O. dioica were collected at the Oregon Institute of Marine Biology (Charleston, OR). Animals were cultured in the laboratory at the University of Oregon (Eugene, OR) at 13°C in 10-μm filtered sea-water for several generations. The transparency of Oikopleura embryos and adults allows noninvasive study of internal morphology at the level of individual cells. For some images, we merged DIC optical sections using Adobe Photoshop software to achieve integrated visualization of structures in different focal planes (Fig. 1C,D).

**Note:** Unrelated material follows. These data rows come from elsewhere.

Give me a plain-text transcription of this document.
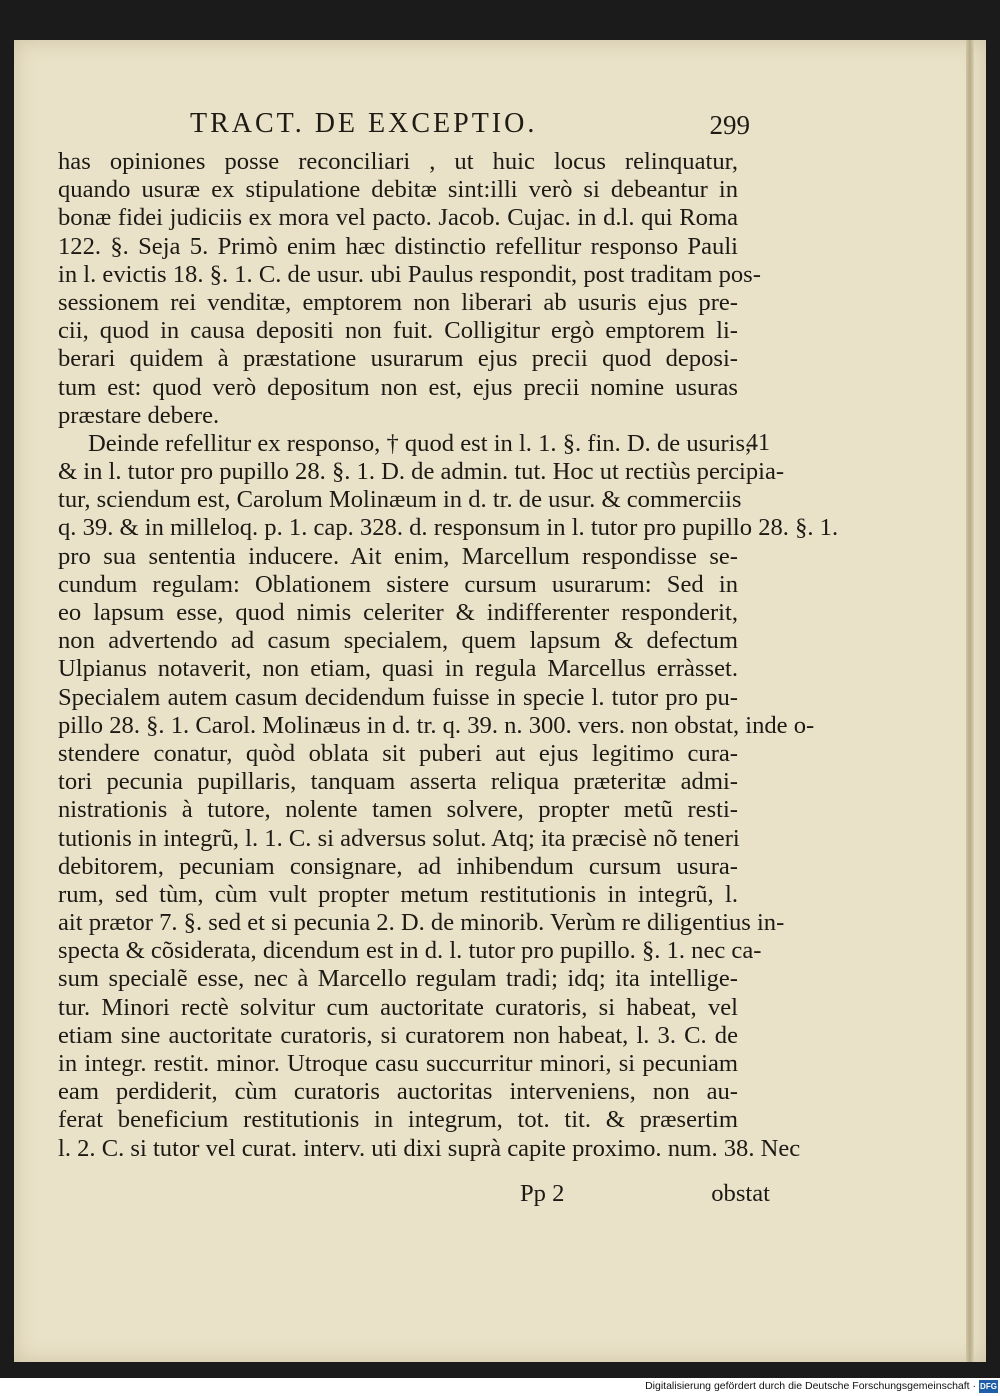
TRACT. DE EXCEPTIO.	299
has opiniones posse reconciliari , ut huic locus relinquatur,
quando usuræ ex stipulatione debitæ sint:illi verò si debeantur in
bonæ fidei judiciis ex mora vel pacto. Jacob. Cujac. in d.l. qui Roma
122. §. Seja 5. Primò enim hæc distinctio refellitur responso Pauli
in l. evictis 18. §. 1. C. de usur. ubi Paulus respondit, post traditam pos-
sessionem rei venditæ, emptorem non liberari ab usuris ejus pre-
cii, quod in causa depositi non fuit. Colligitur ergò emptorem li-
berari quidem à præstatione usurarum ejus precii quod deposi-
tum est: quod verò depositum non est, ejus precii nomine usuras
præstare debere.
Deinde refellitur ex responso, † quod est in l. 1. §. fin. D. de usuris,
& in l. tutor pro pupillo 28. §. 1. D. de admin. tut. Hoc ut rectiùs percipia-
tur, sciendum est, Carolum Molinæum in d. tr. de usur. & commerciis
q. 39. & in milleloq. p. 1. cap. 328. d. responsum in l. tutor pro pupillo 28. §. 1.
pro sua sententia inducere. Ait enim, Marcellum respondisse se-
cundum regulam: Oblationem sistere cursum usurarum: Sed in
eo lapsum esse, quod nimis celeriter & indifferenter responderit,
non advertendo ad casum specialem, quem lapsum & defectum
Ulpianus notaverit, non etiam, quasi in regula Marcellus erràsset.
Specialem autem casum decidendum fuisse in specie l. tutor pro pu-
pillo 28. §. 1. Carol. Molinæus in d. tr. q. 39. n. 300. vers. non obstat, inde o-
stendere conatur, quòd oblata sit puberi aut ejus legitimo cura-
tori pecunia pupillaris, tanquam asserta reliqua præteritæ admi-
nistrationis à tutore, nolente tamen solvere, propter metũ resti-
tutionis in integrũ, l. 1. C. si adversus solut. Atq; ita præcisè nõ teneri
debitorem, pecuniam consignare, ad inhibendum cursum usura-
rum, sed tùm, cùm vult propter metum restitutionis in integrũ, l.
ait prætor 7. §. sed et si pecunia 2. D. de minorib. Verùm re diligentius in-
specta & cõsiderata, dicendum est in d. l. tutor pro pupillo. §. 1. nec ca-
sum specialẽ esse, nec à Marcello regulam tradi; idq; ita intellige-
tur. Minori rectè solvitur cum auctoritate curatoris, si habeat, vel
etiam sine auctoritate curatoris, si curatorem non habeat, l. 3. C. de
in integr. restit. minor. Utroque casu succurritur minori, si pecuniam
eam perdiderit, cùm curatoris auctoritas interveniens, non au-
ferat beneficium restitutionis in integrum, tot. tit. & præsertim
l. 2. C. si tutor vel curat. interv. uti dixi suprà capite proximo. num. 38. Nec
41
Pp 2	obstat
Digitalisierung gefördert durch die Deutsche Forschungsgemeinschaft · DFG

Whole-Mount In Situ Hybridization
Whole-mount in situ hybridization was performed as described previously (Bassham and Postlethwait,2000; Cañestro and Postlethwait,2007) with minor modifications: fixed, dehydrated embryos were dechorionated manually with glass needles before re-hydration; Tween-20 concentration was increased from 0.1% to 0.15% in the hybridization buffer, in the PBT solution and in the posthybridization washing buffers; and embryos were mounted in 80% glycerol for microscopy. Riboprobes for detecting the expression of Otxc (GenBank accession no. AY897557), Hox1 (GenBank accession no. AY871214), Pax2/5/8a (GenBank accession no. AY870648), and Pax2/5/8b (GenBank accession no. AY870649) genes are described in (Cañestro et al.,2005).
We thank skipper B. Young of the “Charming Polly” for help in collecting larvaceans. We thank E. Sanders and M. Fajer for help experiments, and three anonymous reviewers for thoughtful comments.